するとやはり検知したら割り込み処理でフラグセットするのが最速となります。

具体的にはsetupに記述すべき次のコードです。

 attachPCINT(digitalPinToPCINT(Sense_PIN), BallSense_ISR, FALLING);

ソフトウェアシリアルとGPIOの割り込みは共存できないことは、一部では知られているようです。

これは悩みました。
私なりに最も簡単だと思われる解決策が以下のものです。

ソフトウェアシリアルのライブラリーとしてNeoSWSerialを使います。
AltSoftSerialも有名なのですが、ピン8を固定で使います。CNCボードではピン8はEnableピンとして固定されており、変更はできません。
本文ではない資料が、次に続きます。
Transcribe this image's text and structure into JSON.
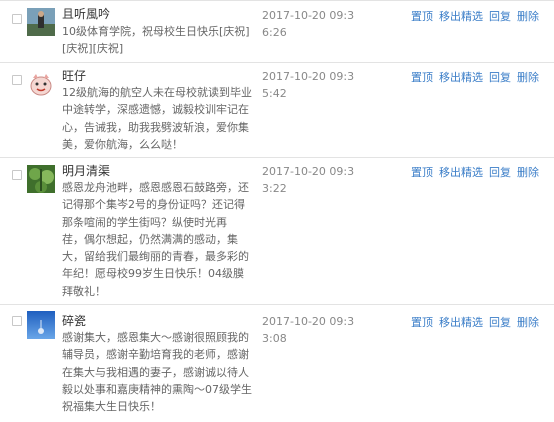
{
  "action_labels": {
    "pin": "置顶",
    "unfeature": "移出精选",
    "reply": "回复",
    "delete": "删除"
  },
  "comments": [
    {
      "name": "且听風吟",
      "avatar": "photo-avatar",
      "content_lines": [
        "10级体育学院，祝母校生日快乐[庆祝]",
        "[庆祝][庆祝]"
      ],
      "date_line1": "2017-10-20 09:3",
      "date_line2": "6:26"
    },
    {
      "name": "旺仔",
      "avatar": "cartoon-avatar",
      "content_lines": [
        "12级航海的航空人未在母校就读到毕业",
        "中途转学，深感遗憾，诚毅校训牢记在",
        "心，告诫我，助我我劈波斩浪，爱你集",
        "美，爱你航海，么么哒！"
      ],
      "date_line1": "2017-10-20 09:3",
      "date_line2": "5:42"
    },
    {
      "name": "明月清渠",
      "avatar": "plant-avatar",
      "content_lines": [
        "感恩龙舟池畔，感恩感恩石鼓路旁，还",
        "记得那个集岑2号的身份证吗？还记得",
        "那条喧闹的学生街吗？纵使时光再",
        "荏，偶尔想起，仍然满满的感动，集",
        "大，留给我们最绚丽的青春，最多彩的",
        "年纪！愿母校99岁生日快乐！04级膜",
        "拜敬礼！"
      ],
      "date_line1": "2017-10-20 09:3",
      "date_line2": "3:22"
    },
    {
      "name": "碎瓷",
      "avatar": "sky-avatar",
      "content_lines": [
        "感谢集大，感恩集大～感谢很照顾我的",
        "辅导员，感谢辛勤培育我的老师，感谢",
        "在集大与我相遇的妻子，感谢诚以待人",
        "毅以处事和嘉庚精神的熏陶～07级学生",
        "祝福集大生日快乐！"
      ],
      "date_line1": "2017-10-20 09:3",
      "date_line2": "3:08"
    }
  ]
}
NeoSWSerialをライブラリーとしてインストールし、この部分のコメントをはずします。

次にsetup()関数にこんな記載をします。

 pinMode(Sense_PIN, INPUT_PULLUP);

  attachPCINT(digitalPinToPCINT( RX_PIN) , myISR, CHANGE); // シリアル用
  attachPCINT(digitalPinToPCINT(Sense_PIN), Sense_ISR, FALLING); // センサー用

NeoSWSerialが使うRX_ピンとGPIOをセンサーとして使うSense_ピンに割り込みルーチンを設定します。
RX_Pin割り込みルーチンのmyISRは次のとおりです。


void myISR()
{
  NeoSWSerial::rxISR( *portInputRegister( digitalPinToPort( RX_PIN ) ) );
}

とりあえずこれで。ソフトウェアシリアルとセンサーピンの割り込みはコンパイルできて、動作するようです。